Which is just as well because the Treaty hangs on a fiction.

The Treaty is, of course, real: an actual historical document, a legal reality constructed by legislation and court decisions, a moral reality accepted by the political elite and a large portion of the population and a political reality, acted on by governments and visible in the Maori party’s presence in Parliament. A demographic reality, the rising proportion Maori form of the population, adds weight.

But the Treaty is also a fiction, a court-created fiction of “partnership” imputing a duty on a fictional “Crown” to “partner” iwi.

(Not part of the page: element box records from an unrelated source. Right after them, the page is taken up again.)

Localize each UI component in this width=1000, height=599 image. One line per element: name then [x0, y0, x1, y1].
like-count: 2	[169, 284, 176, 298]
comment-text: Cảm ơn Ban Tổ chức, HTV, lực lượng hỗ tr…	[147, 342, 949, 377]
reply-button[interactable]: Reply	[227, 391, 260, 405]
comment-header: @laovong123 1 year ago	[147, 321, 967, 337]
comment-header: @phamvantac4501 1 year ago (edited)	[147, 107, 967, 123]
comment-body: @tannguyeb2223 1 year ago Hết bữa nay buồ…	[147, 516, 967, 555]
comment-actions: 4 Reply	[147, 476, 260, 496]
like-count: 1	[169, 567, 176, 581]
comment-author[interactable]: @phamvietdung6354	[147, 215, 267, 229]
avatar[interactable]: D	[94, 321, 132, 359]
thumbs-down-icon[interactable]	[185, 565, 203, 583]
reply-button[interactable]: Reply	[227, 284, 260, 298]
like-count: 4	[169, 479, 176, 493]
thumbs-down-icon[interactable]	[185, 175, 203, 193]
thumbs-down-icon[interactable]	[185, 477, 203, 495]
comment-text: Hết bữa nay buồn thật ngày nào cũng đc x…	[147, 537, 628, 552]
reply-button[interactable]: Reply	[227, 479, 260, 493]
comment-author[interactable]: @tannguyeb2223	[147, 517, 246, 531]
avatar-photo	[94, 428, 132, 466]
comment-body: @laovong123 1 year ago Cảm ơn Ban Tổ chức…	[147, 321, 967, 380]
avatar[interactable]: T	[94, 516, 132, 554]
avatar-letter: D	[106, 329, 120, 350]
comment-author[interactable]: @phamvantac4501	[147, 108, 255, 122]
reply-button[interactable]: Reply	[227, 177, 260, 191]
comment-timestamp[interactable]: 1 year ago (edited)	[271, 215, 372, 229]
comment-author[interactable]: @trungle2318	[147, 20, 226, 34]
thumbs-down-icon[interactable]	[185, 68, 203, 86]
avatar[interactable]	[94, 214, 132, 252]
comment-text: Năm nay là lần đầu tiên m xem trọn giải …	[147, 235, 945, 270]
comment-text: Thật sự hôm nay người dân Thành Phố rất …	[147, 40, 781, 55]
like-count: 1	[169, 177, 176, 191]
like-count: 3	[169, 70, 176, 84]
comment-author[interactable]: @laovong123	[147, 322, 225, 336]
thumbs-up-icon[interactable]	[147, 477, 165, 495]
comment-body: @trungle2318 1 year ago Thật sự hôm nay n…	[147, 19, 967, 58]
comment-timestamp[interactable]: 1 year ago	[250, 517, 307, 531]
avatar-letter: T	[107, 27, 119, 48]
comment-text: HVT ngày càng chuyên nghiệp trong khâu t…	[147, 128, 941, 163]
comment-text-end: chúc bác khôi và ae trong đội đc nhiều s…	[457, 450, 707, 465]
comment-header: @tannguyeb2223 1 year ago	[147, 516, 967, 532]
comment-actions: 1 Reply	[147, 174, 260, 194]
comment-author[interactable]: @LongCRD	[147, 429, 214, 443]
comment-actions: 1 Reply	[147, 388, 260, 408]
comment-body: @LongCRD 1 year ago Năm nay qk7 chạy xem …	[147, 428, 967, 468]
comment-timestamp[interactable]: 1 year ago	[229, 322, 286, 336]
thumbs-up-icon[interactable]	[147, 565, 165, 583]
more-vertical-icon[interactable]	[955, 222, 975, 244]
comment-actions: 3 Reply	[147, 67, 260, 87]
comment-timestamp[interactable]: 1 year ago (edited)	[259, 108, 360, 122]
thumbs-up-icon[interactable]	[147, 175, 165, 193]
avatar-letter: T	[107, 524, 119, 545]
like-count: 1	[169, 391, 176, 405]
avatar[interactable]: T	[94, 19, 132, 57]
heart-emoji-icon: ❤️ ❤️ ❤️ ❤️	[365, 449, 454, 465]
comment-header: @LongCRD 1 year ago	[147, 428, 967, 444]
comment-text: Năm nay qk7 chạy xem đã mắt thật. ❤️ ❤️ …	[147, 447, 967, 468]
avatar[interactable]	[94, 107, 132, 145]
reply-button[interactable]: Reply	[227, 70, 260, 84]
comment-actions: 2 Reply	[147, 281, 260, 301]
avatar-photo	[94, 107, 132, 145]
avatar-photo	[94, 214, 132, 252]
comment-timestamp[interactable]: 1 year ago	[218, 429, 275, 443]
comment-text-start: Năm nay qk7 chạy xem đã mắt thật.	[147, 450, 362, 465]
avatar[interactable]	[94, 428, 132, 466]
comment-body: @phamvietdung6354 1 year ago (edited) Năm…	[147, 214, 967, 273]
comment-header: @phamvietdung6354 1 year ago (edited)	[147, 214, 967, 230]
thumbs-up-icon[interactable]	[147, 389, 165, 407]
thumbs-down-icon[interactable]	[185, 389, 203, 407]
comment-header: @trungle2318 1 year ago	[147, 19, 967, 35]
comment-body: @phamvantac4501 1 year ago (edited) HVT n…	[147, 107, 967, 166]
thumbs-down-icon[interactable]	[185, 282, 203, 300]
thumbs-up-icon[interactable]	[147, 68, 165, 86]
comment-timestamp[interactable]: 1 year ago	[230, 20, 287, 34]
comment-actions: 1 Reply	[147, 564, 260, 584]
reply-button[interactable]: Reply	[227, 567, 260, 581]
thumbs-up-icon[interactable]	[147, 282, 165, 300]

Parliament could renege on that partnership if it chose.

The “Crown” is in practice the government: Key, his ministers (including Sharples and Turia) and officials (and the Governor-General, for ceremony and as a putative constitutional backstop). Just how fictional the “Crown” is would become obvious if we became a republic.

But that is a sideshow. If the Treaty is to be constructive in national life henceforth it will be because the emphasis shifts from separateness to unity and from rights to development. There are some forces driving such a shift.

One is the accumulation of assets by iwi as a result of settlements. That is making them real commercial forces.

Another is the rise of the Maori middle class, which is strengthening iwi governance and will in time change their nature. Pre-1840 protocols don’t fit the 2100s.

A third is the “normalisation” of te reo, some aspects of culture and Maori ceremonial custom. As Maori words are used more by non-Maori and by modern Maori, they will acquire new overtones and meanings. Modern Maori art bends tradition.

A fourth force is the growing assumption by those who cannot claim Maori whakapapa that they are indigenous here, as Maori are. Just as article 3 presumes.